Archive for December 15, 2015

Tuesday, December 15, 2015

Craig Federighi on Swift

John Gruber:

Apple senior vice president of software engineering Craig Federighi joins the show for a wide-ranging half-hour discussion about Swift — Apple’s new programming language that just went open source.

John Siracusa provides follow up (of course).

Craig Federighi:

And slowly we’ve also been bringing back much of the dynamism. Now there are some things that are impossible in Objective-C, and most of the dynamism that you really want is the ability to figure out what classes this really needs, to be able to cast the class dynamically to a particular protocol, to be able to do a kind of response to select or perform selector check.
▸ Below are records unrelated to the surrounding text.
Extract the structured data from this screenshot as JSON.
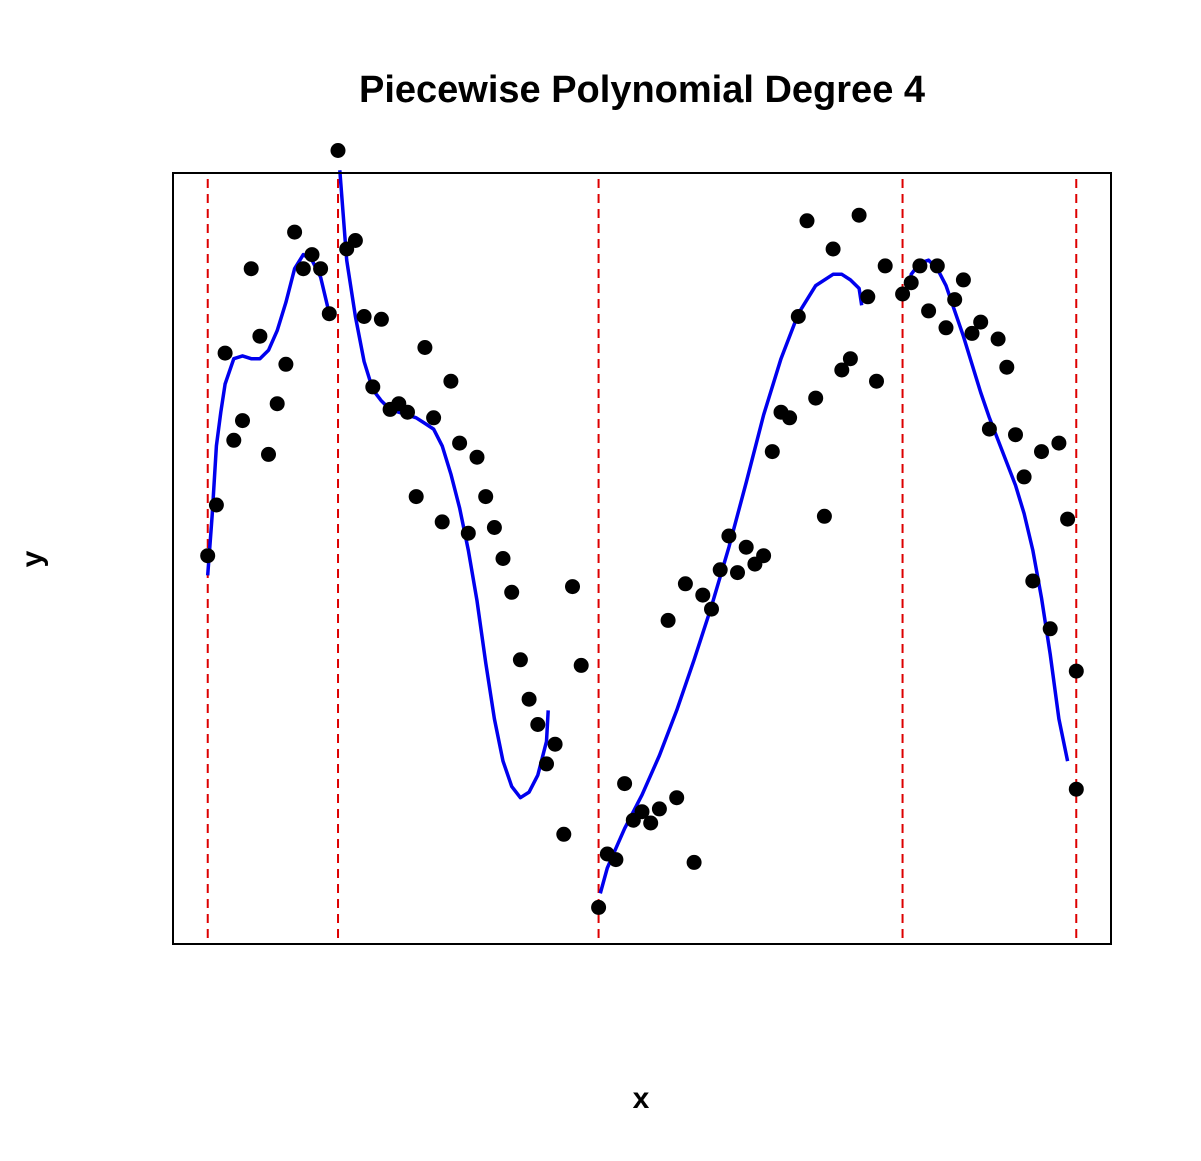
{
  "chart_data": {
    "type": "scatter",
    "title": "Piecewise Polynomial Degree 4",
    "xlabel": "x",
    "ylabel": "y",
    "xlim": [
      -0.04,
      1.04
    ],
    "ylim": [
      -1.27,
      1.47
    ],
    "axes_ticks": false,
    "point_color": "#000000",
    "fit_color": "#0000ee",
    "knot_color": "#dd0000",
    "knots": [
      0,
      0.15,
      0.45,
      0.8,
      1.0
    ],
    "points": [
      [
        0.0,
        0.11
      ],
      [
        0.01,
        0.29
      ],
      [
        0.02,
        0.83
      ],
      [
        0.03,
        0.52
      ],
      [
        0.04,
        0.59
      ],
      [
        0.05,
        1.13
      ],
      [
        0.06,
        0.89
      ],
      [
        0.07,
        0.47
      ],
      [
        0.08,
        0.65
      ],
      [
        0.09,
        0.79
      ],
      [
        0.1,
        1.26
      ],
      [
        0.11,
        1.13
      ],
      [
        0.12,
        1.18
      ],
      [
        0.13,
        1.13
      ],
      [
        0.14,
        0.97
      ],
      [
        0.15,
        1.55
      ],
      [
        0.16,
        1.2
      ],
      [
        0.17,
        1.23
      ],
      [
        0.18,
        0.96
      ],
      [
        0.19,
        0.71
      ],
      [
        0.2,
        0.95
      ],
      [
        0.21,
        0.63
      ],
      [
        0.22,
        0.65
      ],
      [
        0.23,
        0.62
      ],
      [
        0.24,
        0.32
      ],
      [
        0.25,
        0.85
      ],
      [
        0.26,
        0.6
      ],
      [
        0.27,
        0.23
      ],
      [
        0.28,
        0.73
      ],
      [
        0.29,
        0.51
      ],
      [
        0.3,
        0.19
      ],
      [
        0.31,
        0.46
      ],
      [
        0.32,
        0.32
      ],
      [
        0.33,
        0.21
      ],
      [
        0.34,
        0.1
      ],
      [
        0.35,
        -0.02
      ],
      [
        0.36,
        -0.26
      ],
      [
        0.37,
        -0.4
      ],
      [
        0.38,
        -0.49
      ],
      [
        0.39,
        -0.63
      ],
      [
        0.4,
        -0.56
      ],
      [
        0.41,
        -0.88
      ],
      [
        0.42,
        0.0
      ],
      [
        0.43,
        -0.28
      ],
      [
        0.45,
        -1.14
      ],
      [
        0.46,
        -0.95
      ],
      [
        0.47,
        -0.97
      ],
      [
        0.48,
        -0.7
      ],
      [
        0.49,
        -0.83
      ],
      [
        0.5,
        -0.8
      ],
      [
        0.51,
        -0.84
      ],
      [
        0.52,
        -0.79
      ],
      [
        0.53,
        -0.12
      ],
      [
        0.54,
        -0.75
      ],
      [
        0.55,
        0.01
      ],
      [
        0.56,
        -0.98
      ],
      [
        0.57,
        -0.03
      ],
      [
        0.58,
        -0.08
      ],
      [
        0.59,
        0.06
      ],
      [
        0.6,
        0.18
      ],
      [
        0.61,
        0.05
      ],
      [
        0.62,
        0.14
      ],
      [
        0.63,
        0.08
      ],
      [
        0.64,
        0.11
      ],
      [
        0.65,
        0.48
      ],
      [
        0.66,
        0.62
      ],
      [
        0.67,
        0.6
      ],
      [
        0.68,
        0.96
      ],
      [
        0.69,
        1.3
      ],
      [
        0.7,
        0.67
      ],
      [
        0.71,
        0.25
      ],
      [
        0.72,
        1.2
      ],
      [
        0.73,
        0.77
      ],
      [
        0.74,
        0.81
      ],
      [
        0.75,
        1.32
      ],
      [
        0.76,
        1.03
      ],
      [
        0.77,
        0.73
      ],
      [
        0.78,
        1.14
      ],
      [
        0.8,
        1.04
      ],
      [
        0.81,
        1.08
      ],
      [
        0.82,
        1.14
      ],
      [
        0.83,
        0.98
      ],
      [
        0.84,
        1.14
      ],
      [
        0.85,
        0.92
      ],
      [
        0.86,
        1.02
      ],
      [
        0.87,
        1.09
      ],
      [
        0.88,
        0.9
      ],
      [
        0.89,
        0.94
      ],
      [
        0.9,
        0.56
      ],
      [
        0.91,
        0.88
      ],
      [
        0.92,
        0.78
      ],
      [
        0.93,
        0.54
      ],
      [
        0.94,
        0.39
      ],
      [
        0.95,
        0.02
      ],
      [
        0.96,
        0.48
      ],
      [
        0.97,
        -0.15
      ],
      [
        0.98,
        0.51
      ],
      [
        0.99,
        0.24
      ],
      [
        1.0,
        -0.3
      ],
      [
        1.0,
        -0.72
      ]
    ],
    "fit_segments": [
      [
        [
          0.0,
          0.04
        ],
        [
          0.005,
          0.25
        ],
        [
          0.01,
          0.5
        ],
        [
          0.015,
          0.62
        ],
        [
          0.02,
          0.72
        ],
        [
          0.03,
          0.81
        ],
        [
          0.04,
          0.82
        ],
        [
          0.05,
          0.81
        ],
        [
          0.06,
          0.81
        ],
        [
          0.07,
          0.84
        ],
        [
          0.08,
          0.91
        ],
        [
          0.09,
          1.01
        ],
        [
          0.1,
          1.13
        ],
        [
          0.11,
          1.18
        ],
        [
          0.12,
          1.16
        ],
        [
          0.13,
          1.1
        ],
        [
          0.14,
          0.97
        ],
        [
          0.143,
          0.95
        ]
      ],
      [
        [
          0.152,
          1.48
        ],
        [
          0.16,
          1.16
        ],
        [
          0.17,
          0.96
        ],
        [
          0.18,
          0.8
        ],
        [
          0.19,
          0.7
        ],
        [
          0.2,
          0.66
        ],
        [
          0.21,
          0.63
        ],
        [
          0.22,
          0.62
        ],
        [
          0.23,
          0.61
        ],
        [
          0.24,
          0.6
        ],
        [
          0.25,
          0.58
        ],
        [
          0.26,
          0.56
        ],
        [
          0.27,
          0.5
        ],
        [
          0.28,
          0.4
        ],
        [
          0.29,
          0.28
        ],
        [
          0.3,
          0.13
        ],
        [
          0.31,
          -0.05
        ],
        [
          0.32,
          -0.27
        ],
        [
          0.33,
          -0.47
        ],
        [
          0.34,
          -0.62
        ],
        [
          0.35,
          -0.71
        ],
        [
          0.36,
          -0.75
        ],
        [
          0.37,
          -0.73
        ],
        [
          0.38,
          -0.67
        ],
        [
          0.39,
          -0.55
        ],
        [
          0.392,
          -0.44
        ]
      ],
      [
        [
          0.452,
          -1.09
        ],
        [
          0.46,
          -1.0
        ],
        [
          0.47,
          -0.93
        ],
        [
          0.48,
          -0.86
        ],
        [
          0.5,
          -0.74
        ],
        [
          0.52,
          -0.6
        ],
        [
          0.54,
          -0.44
        ],
        [
          0.56,
          -0.26
        ],
        [
          0.58,
          -0.07
        ],
        [
          0.6,
          0.14
        ],
        [
          0.62,
          0.37
        ],
        [
          0.64,
          0.61
        ],
        [
          0.66,
          0.81
        ],
        [
          0.68,
          0.97
        ],
        [
          0.7,
          1.07
        ],
        [
          0.72,
          1.11
        ],
        [
          0.73,
          1.11
        ],
        [
          0.74,
          1.09
        ],
        [
          0.75,
          1.06
        ],
        [
          0.753,
          1.0
        ]
      ],
      [
        [
          0.808,
          1.06
        ],
        [
          0.81,
          1.11
        ],
        [
          0.82,
          1.15
        ],
        [
          0.83,
          1.16
        ],
        [
          0.84,
          1.13
        ],
        [
          0.85,
          1.07
        ],
        [
          0.86,
          0.98
        ],
        [
          0.87,
          0.89
        ],
        [
          0.88,
          0.79
        ],
        [
          0.89,
          0.69
        ],
        [
          0.9,
          0.6
        ],
        [
          0.91,
          0.52
        ],
        [
          0.92,
          0.44
        ],
        [
          0.93,
          0.36
        ],
        [
          0.94,
          0.26
        ],
        [
          0.95,
          0.13
        ],
        [
          0.96,
          -0.04
        ],
        [
          0.97,
          -0.24
        ],
        [
          0.98,
          -0.47
        ],
        [
          0.99,
          -0.62
        ]
      ]
    ]
  }
}
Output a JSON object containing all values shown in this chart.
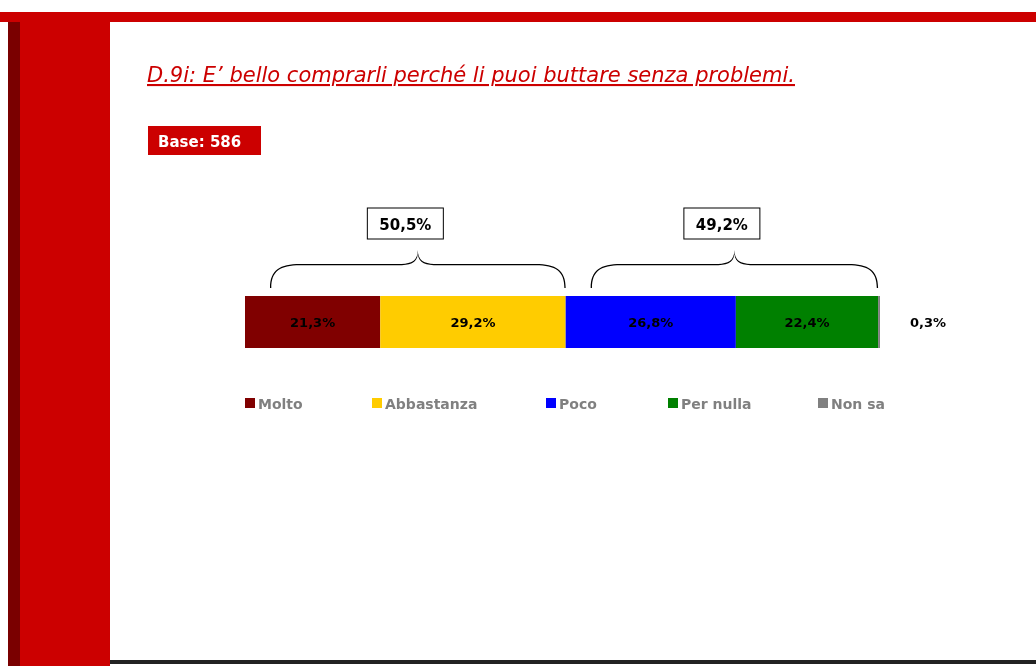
{
  "chart_data": {
    "type": "bar",
    "orientation": "horizontal",
    "stacked": true,
    "title": "D.9i: E’ bello comprarli perché li puoi buttare senza problemi.",
    "annotations": [
      "Base: 586",
      "50,5%",
      "49,2%"
    ],
    "categories": [
      null
    ],
    "legend": "bottom",
    "series": [
      {
        "name": "Molto",
        "color": "#800000",
        "values": [
          21.3
        ],
        "value_labels": [
          "21,3%"
        ]
      },
      {
        "name": "Abbastanza",
        "color": "#ffcc00",
        "values": [
          29.2
        ],
        "value_labels": [
          "29,2%"
        ]
      },
      {
        "name": "Poco",
        "color": "#0000ff",
        "values": [
          26.8
        ],
        "value_labels": [
          "26,8%"
        ]
      },
      {
        "name": "Per nulla",
        "color": "#008000",
        "values": [
          22.4
        ],
        "value_labels": [
          "22,4%"
        ]
      },
      {
        "name": "Non sa",
        "color": "#808080",
        "values": [
          0.3
        ],
        "value_labels": [
          "0,3%"
        ]
      }
    ]
  }
}
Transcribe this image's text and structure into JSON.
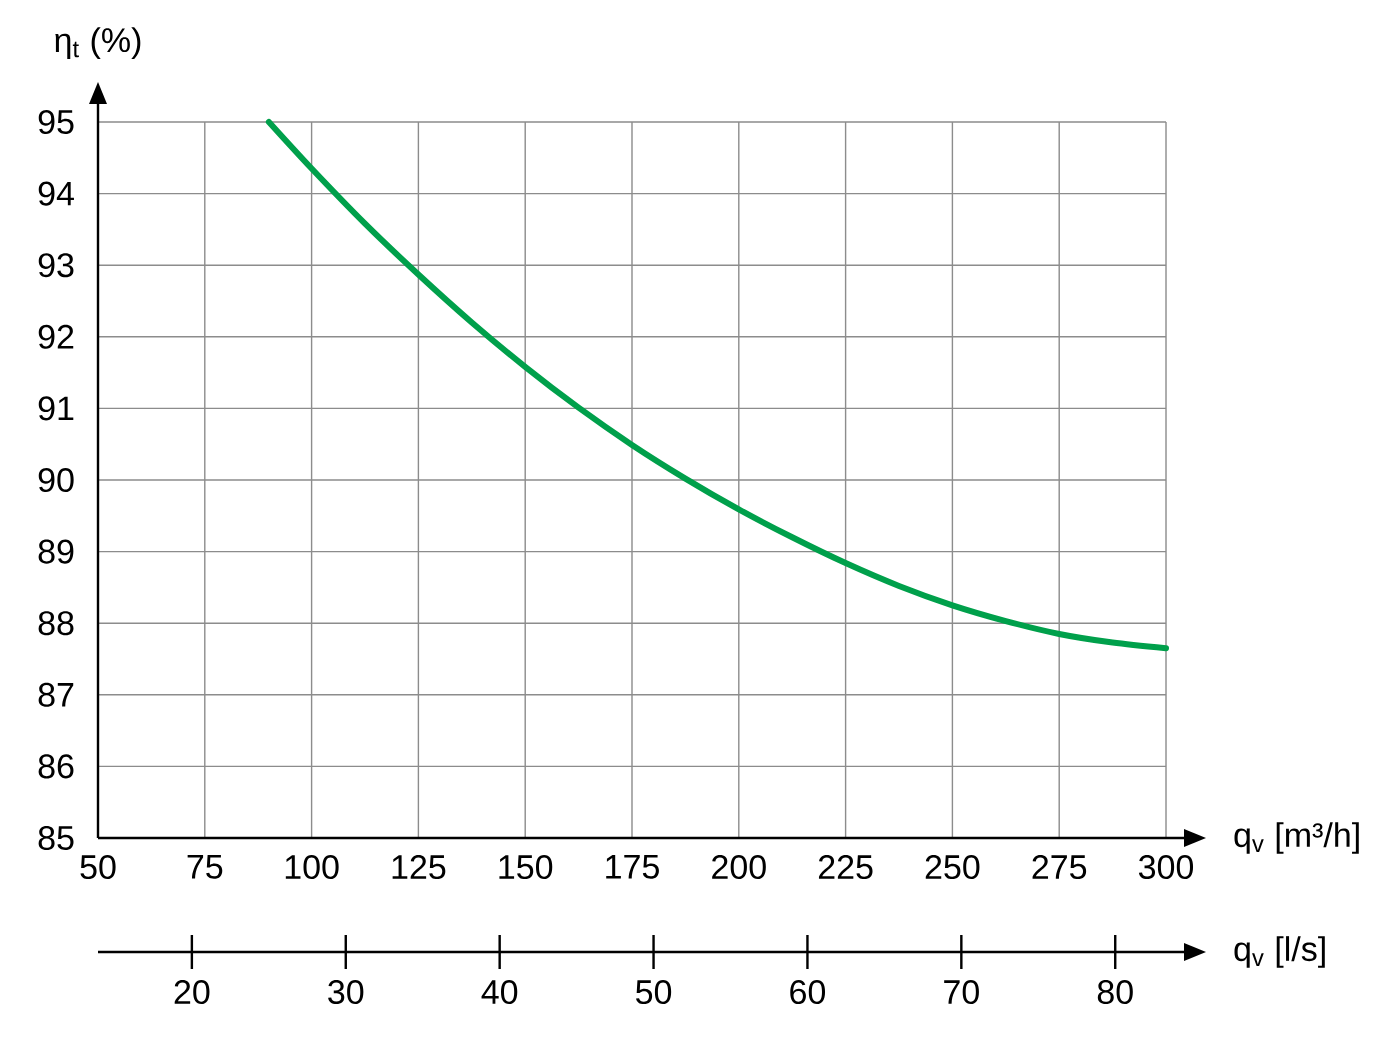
{
  "chart_data": {
    "type": "line",
    "xlabel": "q$_{v}$ [m³/h]",
    "ylabel": "η$_{t}$ (%)",
    "x2label": "q$_{v}$ [l/s]",
    "x": [
      90,
      100,
      112.5,
      125,
      137.5,
      150,
      162.5,
      175,
      187.5,
      200,
      212.5,
      225,
      237.5,
      250,
      262.5,
      275,
      287.5,
      300
    ],
    "values": [
      95,
      94.35,
      93.58,
      92.87,
      92.2,
      91.58,
      91.01,
      90.49,
      90.02,
      89.59,
      89.2,
      88.84,
      88.52,
      88.25,
      88.03,
      87.85,
      87.73,
      87.65
    ],
    "color": "#00a04b",
    "xlim": [
      50,
      300
    ],
    "ylim": [
      85,
      95
    ],
    "xticks": [
      50,
      75,
      100,
      125,
      150,
      175,
      200,
      225,
      250,
      275,
      300
    ],
    "yticks": [
      85,
      86,
      87,
      88,
      89,
      90,
      91,
      92,
      93,
      94,
      95
    ],
    "x2lim": [
      13.9,
      83.3
    ],
    "x2ticks": [
      20,
      30,
      40,
      50,
      60,
      70,
      80
    ],
    "grid": true,
    "marker": "none",
    "line_style": "solid"
  }
}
All of these things are possible in Swift today. And there are some other things that aren’t, but certainly we consider important to ultimately bring to the language. So, this thing about a dynamic programming model is still very important to us.

Now there are still some very unsafe things that people do in Objective-C, and I’ve been guilty of this myself, where you walk the Objective-C runtime and hack the method table — and that’s cool. But it is highly unsafe and doesn’t lead to very maintainable, scalable large programs.

There’s a lot of dynamic behavior between -respondsToSelector: and dangerous swizzling, for example adding methods at runtime and capturing messages as objects. It’s also worth noting that much of what did make it into Swift doesn’t work with pure Swift. So it won’t work on Linux or if your code is using the more advanced language features. For example, pure Swift protocols don’t support optional methods, and dynamic properties imply @objc, which comes with lots of limitations. Hopefully this will change.